We describe here the effects of otilonium bromide (an anticholinergic agent widely used as an intestinal spasmolytic) on whole-cell currents through Ca2+ channels (IBa) and catecholamine secretion in rat adrenal glands and isolated rat chromaffin cells. Otilonium blocked the peak IBa current in voltage-clamped chromaffin cells in a concentration-dependent manner; the IC50 to block IBa was 4.7 microM. Blockade was not accompanied by a significant shift in the I-V relationship for IBa, suggesting that such blockade was not affecting a specific subtype of Ca2+ channel. When given intracellularly through the patch pipette, otilonium (10 microM) did not block IBa. However, its external application to the same cell (10 microM) reversibly reduced IBa by 70%. Otilonium caused a concentration-dependent blockade of catecholamine release from perfused rat adrenal glands intermittently stimulated with methacholine, high K+ or histamine. The IC50 to block secretion after a 5 min incubation with otilonium was 0.02, 0.7 and 3 microM, respectively, for methacholine, K+ and histamine. The blocking effects of otilonium were fully reversible at concentrations below 10 microM. The Ca2+ channel agonist Bay K 8644 (methyl-1,4-dihydro-2,6-dimethyl-3-nitro-4-(2-trifluoromethylphenyl)-pyr idine-5- carboxylate) partially antagonized the effects of otilonium on K(+)-evoked secretion and accelerated the time course of recovery from inhibition. The results are compatible with the idea that otilonium blocks Ca2+ entry into chromaffin cells by blocking voltage-dependent Ca2+ channels. This would lead to a limitation in the rise in cytosolic Ca2+ at secretory sites and to inhibition of catecholamine release in response to stimulation of chromaffin cells.

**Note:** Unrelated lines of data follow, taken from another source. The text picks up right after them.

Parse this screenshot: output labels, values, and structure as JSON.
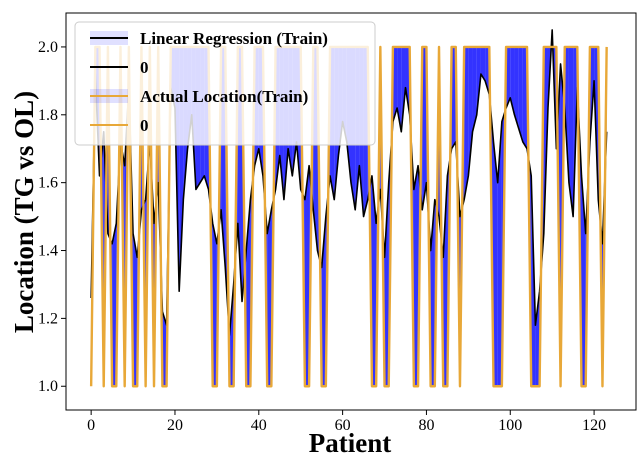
{
  "chart_data": {
    "type": "line",
    "xlabel": "Patient",
    "ylabel": "Location (TG vs OL)",
    "xlim": [
      -6,
      130
    ],
    "ylim": [
      0.93,
      2.1
    ],
    "xticks": [
      0,
      20,
      40,
      60,
      80,
      100,
      120
    ],
    "yticks": [
      1.0,
      1.2,
      1.4,
      1.6,
      1.8,
      2.0
    ],
    "ytick_labels": [
      "1.0",
      "1.2",
      "1.4",
      "1.6",
      "1.8",
      "2.0"
    ],
    "grid": false,
    "legend": {
      "placement": "top-left",
      "entries": [
        {
          "label": "Linear Regression (Train)",
          "color": "#000000",
          "style": "line-with-fill"
        },
        {
          "label": "0",
          "color": "#000000",
          "style": "line"
        },
        {
          "label": "Actual Location(Train)",
          "color": "#e8a838",
          "style": "line-with-fill"
        },
        {
          "label": "0",
          "color": "#e8a838",
          "style": "line"
        }
      ]
    },
    "colors": {
      "prediction": "#000000",
      "actual": "#e8a838",
      "fill": "#0000ff"
    },
    "series": [
      {
        "name": "Linear Regression (Train)",
        "color": "#000000",
        "x": [
          0,
          1,
          2,
          3,
          4,
          5,
          6,
          7,
          8,
          9,
          10,
          11,
          12,
          13,
          14,
          15,
          16,
          17,
          18,
          19,
          20,
          21,
          22,
          23,
          24,
          25,
          26,
          27,
          28,
          29,
          30,
          31,
          32,
          33,
          34,
          35,
          36,
          37,
          38,
          39,
          40,
          41,
          42,
          43,
          44,
          45,
          46,
          47,
          48,
          49,
          50,
          51,
          52,
          53,
          54,
          55,
          56,
          57,
          58,
          59,
          60,
          61,
          62,
          63,
          64,
          65,
          66,
          67,
          68,
          69,
          70,
          71,
          72,
          73,
          74,
          75,
          76,
          77,
          78,
          79,
          80,
          81,
          82,
          83,
          84,
          85,
          86,
          87,
          88,
          89,
          90,
          91,
          92,
          93,
          94,
          95,
          96,
          97,
          98,
          99,
          100,
          101,
          102,
          103,
          104,
          105,
          106,
          107,
          108,
          109,
          110,
          111,
          112,
          113,
          114,
          115,
          116,
          117,
          118,
          119,
          120,
          121,
          122,
          123
        ],
        "values": [
          1.26,
          1.92,
          1.62,
          1.75,
          1.45,
          1.42,
          1.48,
          1.72,
          1.65,
          1.88,
          1.45,
          1.38,
          1.52,
          1.55,
          1.72,
          1.48,
          1.6,
          1.22,
          1.18,
          1.88,
          1.82,
          1.28,
          1.55,
          1.7,
          1.8,
          1.58,
          1.6,
          1.62,
          1.58,
          1.48,
          1.42,
          1.52,
          1.35,
          1.15,
          1.3,
          1.48,
          1.25,
          1.4,
          1.55,
          1.65,
          1.7,
          1.62,
          1.45,
          1.52,
          1.58,
          1.68,
          1.55,
          1.7,
          1.62,
          1.72,
          1.58,
          1.55,
          1.65,
          1.52,
          1.4,
          1.35,
          1.5,
          1.62,
          1.55,
          1.68,
          1.78,
          1.72,
          1.6,
          1.52,
          1.65,
          1.5,
          1.55,
          1.62,
          1.48,
          1.58,
          1.38,
          1.6,
          1.78,
          1.82,
          1.75,
          1.88,
          1.8,
          1.58,
          1.65,
          1.52,
          1.6,
          1.4,
          1.55,
          1.5,
          1.38,
          1.62,
          1.7,
          1.72,
          1.5,
          1.55,
          1.62,
          1.75,
          1.8,
          1.92,
          1.9,
          1.86,
          1.72,
          1.6,
          1.78,
          1.82,
          1.85,
          1.8,
          1.76,
          1.72,
          1.7,
          1.62,
          1.18,
          1.28,
          1.45,
          1.82,
          2.05,
          1.7,
          1.95,
          1.82,
          1.6,
          1.5,
          1.88,
          1.62,
          1.45,
          1.72,
          1.9,
          1.55,
          1.42,
          1.75
        ]
      },
      {
        "name": "Actual Location(Train)",
        "color": "#e8a838",
        "x": [
          0,
          1,
          2,
          3,
          4,
          5,
          6,
          7,
          8,
          9,
          10,
          11,
          12,
          13,
          14,
          15,
          16,
          17,
          18,
          19,
          20,
          21,
          22,
          23,
          24,
          25,
          26,
          27,
          28,
          29,
          30,
          31,
          32,
          33,
          34,
          35,
          36,
          37,
          38,
          39,
          40,
          41,
          42,
          43,
          44,
          45,
          46,
          47,
          48,
          49,
          50,
          51,
          52,
          53,
          54,
          55,
          56,
          57,
          58,
          59,
          60,
          61,
          62,
          63,
          64,
          65,
          66,
          67,
          68,
          69,
          70,
          71,
          72,
          73,
          74,
          75,
          76,
          77,
          78,
          79,
          80,
          81,
          82,
          83,
          84,
          85,
          86,
          87,
          88,
          89,
          90,
          91,
          92,
          93,
          94,
          95,
          96,
          97,
          98,
          99,
          100,
          101,
          102,
          103,
          104,
          105,
          106,
          107,
          108,
          109,
          110,
          111,
          112,
          113,
          114,
          115,
          116,
          117,
          118,
          119,
          120,
          121,
          122,
          123
        ],
        "values": [
          1,
          2,
          2,
          1,
          2,
          1,
          1,
          2,
          1,
          2,
          1,
          1,
          2,
          1,
          2,
          1,
          2,
          1,
          1,
          2,
          2,
          2,
          2,
          2,
          2,
          2,
          2,
          2,
          2,
          1,
          1,
          2,
          2,
          1,
          1,
          2,
          2,
          1,
          1,
          2,
          2,
          2,
          1,
          1,
          2,
          2,
          2,
          2,
          2,
          2,
          2,
          1,
          1,
          2,
          2,
          1,
          1,
          2,
          2,
          2,
          2,
          2,
          2,
          2,
          2,
          2,
          2,
          1,
          1,
          2,
          1,
          1,
          2,
          2,
          2,
          2,
          2,
          1,
          1,
          2,
          2,
          1,
          1,
          2,
          1,
          1,
          2,
          2,
          1,
          2,
          2,
          2,
          2,
          2,
          2,
          2,
          1,
          1,
          1,
          2,
          2,
          2,
          2,
          2,
          2,
          1,
          1,
          1,
          2,
          2,
          2,
          2,
          1,
          2,
          2,
          2,
          2,
          1,
          1,
          2,
          2,
          2,
          1,
          2
        ]
      }
    ]
  }
}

Otilonium: a potent blocker of neuronal nicotinic ACh receptors in bovine chromaffin cells.

1. Otilonium, a clinically useful spasmolytic, behaves as a potent blocker of neuronal nicotinic acetylcholine receptors (AChR) as well as a mild wide-spectrum Ca2+ channel blocker in bovine adrenal chromaffin cells. 2. 45Ca2+ uptake into chromaffin cells stimulated with high K+ (70 mM, 1 min) was blocked by otilonium with an IC50 of 7.6 microM. The drug inhibited the 45Ca2+ uptake stimulated by the nicotinic AChR agonist, dimethylphenylpiperazinium (DMPP) with a 79 fold higher potency (IC50 = 0.096 microM). 3. Whole-cell Ba2+ currents (IBa) through Ca2+ channels of voltage-clamped chromaffin cells were blocked by otilonium with an IC50 of 6.4 microM, very close to that of K(+)-evoked 45Ca2+ uptake. Blockade developed in 10-20 s, almost as a single step and was rapidly and almost fully reversible. 4. Whole-cell nicotinic AChR-mediated currents (250 ms pulses of 100 microM DMPP) applied at 30 s intervals were blocked by otilonium in a concentration-dependent manner, showing an IC50 of 0.36 microM. Blockade was induced in a step-wise manner. Wash out of otilonium allowed a slow recovery of the current, also in discrete steps. 5. In experiments with recordings in the same cells of whole-cell IDMPP, Na+ currents (INa) and Ca2+ currents (ICa), 1 microM otilonium blocked 87% IDMPP, 7% INa and 13% ICa. 6. Otilonium inhibited the K(+)-evoked catecholamine secretory response of superfused bovine chromaffin cells with an IC50 of 10 microM, very close to the IC50 for blockade of K(+)-induced 45Ca2+ uptake and IBa. 7. Otilonium inhibited the secretory responses induced by 10 s pulses of 50 microM DMPP with an IC50 of 7.4 nM. Hexamethonium blocked the DMPP-evoked responses with an IC50 of 29.8 microM, 4,000 fold higher than that of otilonium. 8. In conclusion, otilonium is a potent blocker of nicotinic AChR-mediated responses. The drugs also blocked various subtypes of neuronal voltage-dependent Ca2+ channels at a considerably lower potency. Na+ channels were unaffected by otilonium. This extraordinary potency of otilonium in blocking nicotinic AChR, unrecognised until now, might account in part for its well known spasmolytic effects.